Kendini kötü hissetmekten alıkoyamamak kafasının içini kemiriyordu.
Dışarıda bahar vardı.
Doğa uykusundan uyanıyor,etrafta kelebeklerin uçuşup ona lodoslu fısıltılar sunacağı yeni umutlar vardı hayallerinde.
Kafası çoğu zaman geriye gidiyordu.
Geride bıraktıkları zihninde geziniyordu.
Yol açma çalışmalarında kalıntıları hiçe sayılarak tarihsel statü verilmeden yok edilmişti.
Ne kadar zihinlerde kaldığını bilmiyordu ama zihninde kalanları hatırlamaya devam ediyordu.

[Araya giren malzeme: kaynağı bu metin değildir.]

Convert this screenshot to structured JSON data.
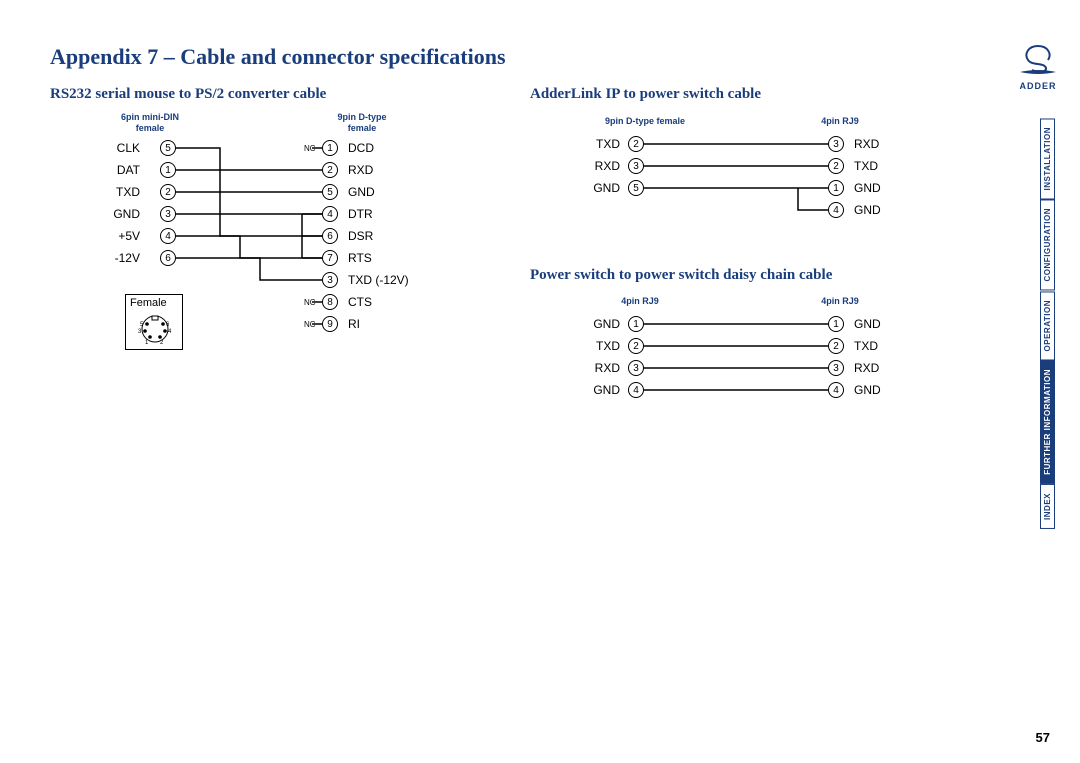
{
  "title": "Appendix 7 – Cable and connector specifications",
  "page_number": "57",
  "brand": "ADDER",
  "colors": {
    "heading": "#1a3d7c",
    "text": "#000000",
    "bg": "#ffffff"
  },
  "sidebar": {
    "items": [
      "INSTALLATION",
      "CONFIGURATION",
      "OPERATION",
      "FURTHER INFORMATION",
      "INDEX"
    ],
    "active_index": 3
  },
  "sections": [
    {
      "title": "RS232 serial mouse to PS/2 converter cable",
      "left_header": "6pin mini-DIN\nfemale",
      "right_header": "9pin D-type\nfemale",
      "female_caption": "Female",
      "left_pins": [
        {
          "label": "CLK",
          "num": "5"
        },
        {
          "label": "DAT",
          "num": "1"
        },
        {
          "label": "TXD",
          "num": "2"
        },
        {
          "label": "GND",
          "num": "3"
        },
        {
          "label": "+5V",
          "num": "4"
        },
        {
          "label": "-12V",
          "num": "6"
        }
      ],
      "right_pins": [
        {
          "num": "1",
          "label": "DCD",
          "nc": true
        },
        {
          "num": "2",
          "label": "RXD"
        },
        {
          "num": "5",
          "label": "GND"
        },
        {
          "num": "4",
          "label": "DTR"
        },
        {
          "num": "6",
          "label": "DSR"
        },
        {
          "num": "7",
          "label": "RTS"
        },
        {
          "num": "3",
          "label": "TXD (-12V)"
        },
        {
          "num": "8",
          "label": "CTS",
          "nc": true
        },
        {
          "num": "9",
          "label": "RI",
          "nc": true
        }
      ],
      "din_pins": [
        "5",
        "6",
        "3",
        "4",
        "1",
        "2"
      ]
    },
    {
      "title": "AdderLink IP to power switch cable",
      "left_header": "9pin D-type female",
      "right_header": "4pin RJ9",
      "left_pins": [
        {
          "label": "TXD",
          "num": "2"
        },
        {
          "label": "RXD",
          "num": "3"
        },
        {
          "label": "GND",
          "num": "5"
        }
      ],
      "right_pins": [
        {
          "num": "3",
          "label": "RXD"
        },
        {
          "num": "2",
          "label": "TXD"
        },
        {
          "num": "1",
          "label": "GND"
        },
        {
          "num": "4",
          "label": "GND"
        }
      ]
    },
    {
      "title": "Power switch to power switch daisy chain cable",
      "left_header": "4pin RJ9",
      "right_header": "4pin RJ9",
      "left_pins": [
        {
          "label": "GND",
          "num": "1"
        },
        {
          "label": "TXD",
          "num": "2"
        },
        {
          "label": "RXD",
          "num": "3"
        },
        {
          "label": "GND",
          "num": "4"
        }
      ],
      "right_pins": [
        {
          "num": "1",
          "label": "GND"
        },
        {
          "num": "2",
          "label": "TXD"
        },
        {
          "num": "3",
          "label": "RXD"
        },
        {
          "num": "4",
          "label": "GND"
        }
      ]
    }
  ]
}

Okuldan kaçtığı zamanlarda çimenlere ayak basıyor meyve veren ağaçlar henüz taşlanmadan güneşin,gökyüzünün ve hayal kurmanın tadını çıkarıyordu.
Etrafta toprak kokusu vardı ve toprak kokusu her daim kafasındaydı.
Toprağı seviyordu.
Öyle yada böyle kendine ait bir toprak parçası olacaktı.
Kendini kötü hissediyordu.
Kendini kötü hissettirecek kötülükler vardı etrafta kol gezen.
Artık baharın tadı yoktu ve anımsatan her şeyin bir parçasını ceplerinde saklamıştı.
Ne kadar yol yürürse yürüsün düşürmemişti ceplerinde taşıdıklarını.
Bahar artık hatıralarını koruyup kolladığı akvaryuma benzeyen camlarla çevirdiği ıssız bir balkonun içerisindeydi.
Henüz kelebeklerin uçuşları bu diyarda görülmemişti ama çiçekler kalın gövdeleriyle yaşama baş kaldırıyor ve misafir olarak arı ve sineklerle yetiniyorlardı.
Yaşamı anlamak çok zor ama yaşamak çok güzel.